Monosodium urate crystals stimulate monocytes and macrophages to release IL-1beta through the NALP3 component of the inflammasome. The effectiveness of IL-1 inhibition in hereditary autoinflammatory syndromes with mutations in the NALP3 protein suggested that IL-1 inhibition might also be effective in relieving the inflammatory manifestations of acute gout. The effectiveness of IL-1 inhibition was first evaluated in a mouse model of monosodium urate crystal-induced inflammation. IL-1 inhibition prevented peritoneal neutrophil accumulation but TNF blockade had no effect. Based on these findings, we performed a pilot, open-labeled study (trial registration number ISRCTN10862635) in 10 patients with gout who could not tolerate or had failed standard antiinflammatory therapies. All patients received 100 mg anakinra daily for 3 days. All 10 patients with acute gout responded rapidly to anakinra. No adverse effects were observed. IL-1 blockade appears to be an effective therapy for acute gouty arthritis. The clinical findings need to be confirmed in a controlled study.

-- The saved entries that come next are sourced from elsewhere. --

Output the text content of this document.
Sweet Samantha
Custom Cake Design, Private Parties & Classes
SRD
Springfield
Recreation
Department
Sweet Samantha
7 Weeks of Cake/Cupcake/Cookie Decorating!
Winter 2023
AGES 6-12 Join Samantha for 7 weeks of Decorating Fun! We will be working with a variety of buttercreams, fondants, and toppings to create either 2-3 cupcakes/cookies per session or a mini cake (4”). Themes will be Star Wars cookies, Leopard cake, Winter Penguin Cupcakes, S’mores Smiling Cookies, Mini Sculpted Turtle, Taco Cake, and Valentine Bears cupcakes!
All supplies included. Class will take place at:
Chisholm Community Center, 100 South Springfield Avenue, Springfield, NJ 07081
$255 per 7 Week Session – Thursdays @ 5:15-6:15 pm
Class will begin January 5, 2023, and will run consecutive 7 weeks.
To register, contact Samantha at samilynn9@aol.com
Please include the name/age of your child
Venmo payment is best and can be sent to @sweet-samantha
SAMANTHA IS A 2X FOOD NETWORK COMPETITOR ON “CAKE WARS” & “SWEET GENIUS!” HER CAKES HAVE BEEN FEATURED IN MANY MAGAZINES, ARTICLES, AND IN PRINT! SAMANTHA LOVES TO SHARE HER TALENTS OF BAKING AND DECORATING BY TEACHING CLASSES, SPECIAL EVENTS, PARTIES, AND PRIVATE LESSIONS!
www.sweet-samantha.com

尿酸钠晶体通过炎性小体的NALP3成分刺激单核细胞和巨噬细胞释放IL-1β。在NALP3蛋白发生突变的遗传性自身炎症综合征中,IL-1抑制的有效性表明,IL-1抑制在缓解急性痛风的炎症表现方面可能也有效。首先在尿酸钠晶体诱导的炎症小鼠模型中评估了IL-1抑制的有效性。IL-1抑制可防止腹膜中性粒细胞积聚,但TNF阻断无效。基于这些发现,我们对10例无法耐受标准抗炎疗法或标准抗炎疗法无效的痛风患者进行了一项开放性初步研究(试验注册号ISRCTN10862635)。所有患者每天接受100 mg阿那白滞素,共3天。所有10例急性痛风患者对阿那白滞素均迅速产生反应。未观察到不良反应。IL-1阻断似乎是急性痛风性关节炎的一种有效疗法。这些临床发现需要在对照研究中得到证实。